El dragón respiró aceleradamente: había descubierto que esa era la forma de calentarse, de evitar que la vejez que lo enfriaba le entumeciera los huesos. Ante él, lo sabía, estaba la madriguera donde había nacido ella.

Senen quiso gritar, pero nada salió de su boca. El aire caliente, oloroso a azufre, le revolvió el pelo y le sacó lágrimas de los ojos. Uno de los vigías dio la voz de alarma y tocó a rebato la campana mientras el otro soplaba el cuerno, pero el consejero apenas si oyó un eco distante, absorto en la contemplación de la belleza malévola de aquello que venía a quemarlos a todos.

Cuando logró apartar la mirada, descubrió que no podía dar un paso. Cayó de rodillas y se pegó al muro tapándose la cabeza con las manos. Un hilo de bilis le salió de la boca y le mojó la túnica. El Lobo salió a la explanada, seguido por una veintena de soldados. Tagaste estaba entre ellos, con Alagrís sobre el brazo izquierdo.

El Lobo levantó la espada. El dragón escupió una llamarada roja, orlada por humo negro y espeso. La gente de Bento salió al recinto detrás de su rey.

El dragón miró a los hombres. Minúsculos. Distinguió el pelo rojo del rey y advirtió que era semejante al de Soledad. Se dejó caer para estudiarlo de cerca. Las patas traseras asieron el borde del cerco amurallado: metió cada uno de sus cuatro dedos, largos y gruesos como el muslo de un hombre, armados con uñas curvas de metal reluciente, entre las almenas y los merlones. La muralla se resquebrajó.

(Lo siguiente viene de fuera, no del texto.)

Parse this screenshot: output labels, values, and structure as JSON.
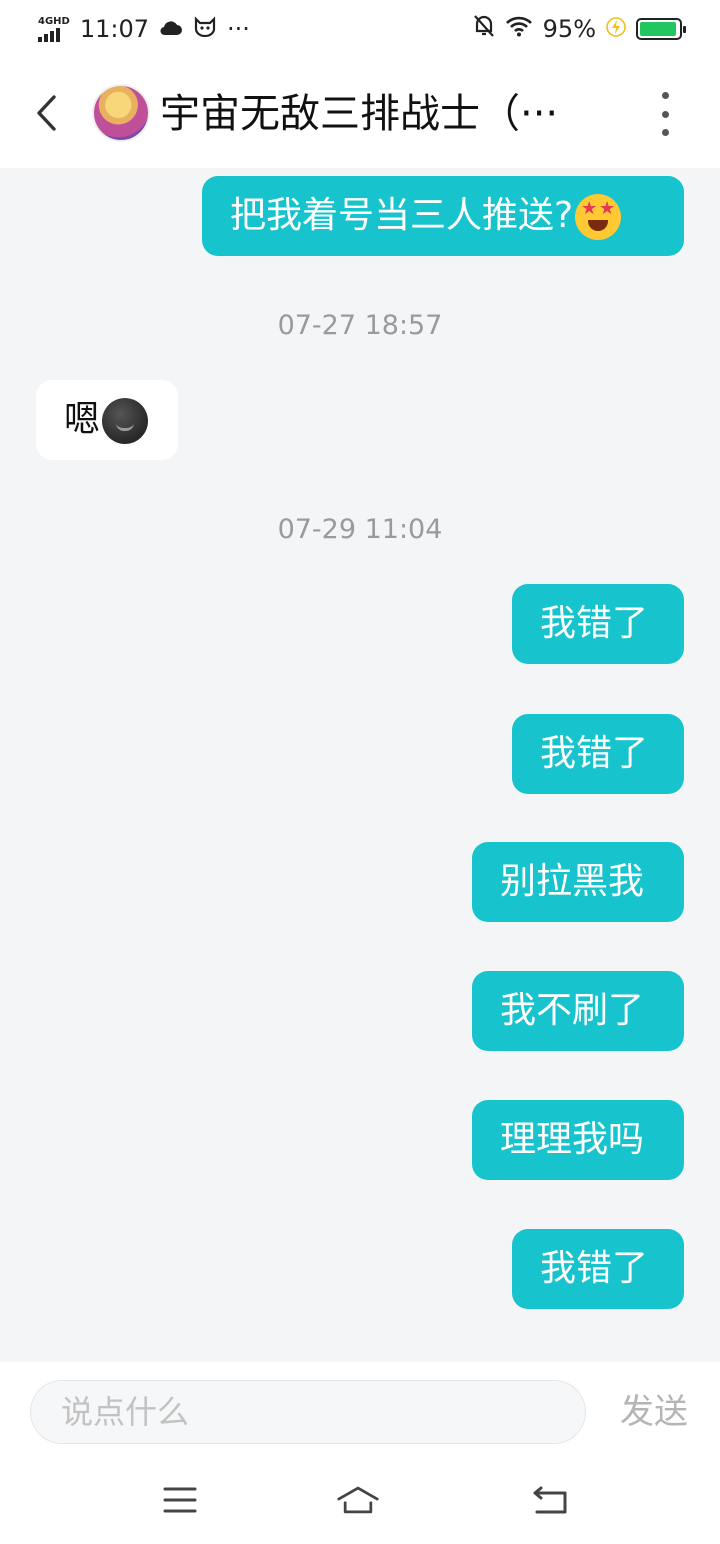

Senen sintió la sacudida de las piedras y vio las fisuras que comenzaban a extenderse. El aire reverberaba. Miró las garras: el filo estaba gastado y roto en algunas partes. Las escamas de la piel del dragón eran hexagonales y del tamaño de una mano. El consejero sintió cómo las piedras de la muralla se calentaban, y el sudor le corrió por la frente y los sobacos.

La cola del dragón barrió la nieve. Una nube de vapor espeso se elevó de la base de la muralla y un olor acre subió hasta los adarves. La cabeza se inclinó y el hocico quedó suspendido sobre los hombres. Entonces, una voz enorme, grave y chirriante como el crepitar de un incendio, preguntó:

—¿Dónde está mi Soledad?

Alagrís graznó con furia y los ladridos de todos y cada uno de los perros de Bento inundaron el aire. Los animales de los establos y corrales aullaron, mugieron, relincharon, balaron. El estrépito era ensordecedor. En el bosque, detrás del dragón, la corteza de los árboles más viejos se encogió y se desprendió a causa del aire súbitamente caliente. Los señores de Moriana gritaron, se llevaron las manos a las espadas y dieron voces de alarma. Algunos capitanes ordenaron tensar los arcos; un grupo de esclavos rompió a llorar y otros —esclavos, soldados y nobles— quisieron escapar y entraron de nuevo en el castillo, atropellándose en medio de ayes y gritos de terror. Orri, apostado en el umbral del pasillo que llevaba a la cocina, miró al dragón, a los esclavos que se empujaban, a los nobles desconsolados, y sintió el impulso de cortarse las venas con el cuchillo que tenía en la mano. Pero si muero, ya no veré a Soledad. Quizás viva, pues el demonio no sabe dónde está, pensó, y se detuvo. Las lavanderas y cocineras lloraban y retorcían la tela de sus delantales.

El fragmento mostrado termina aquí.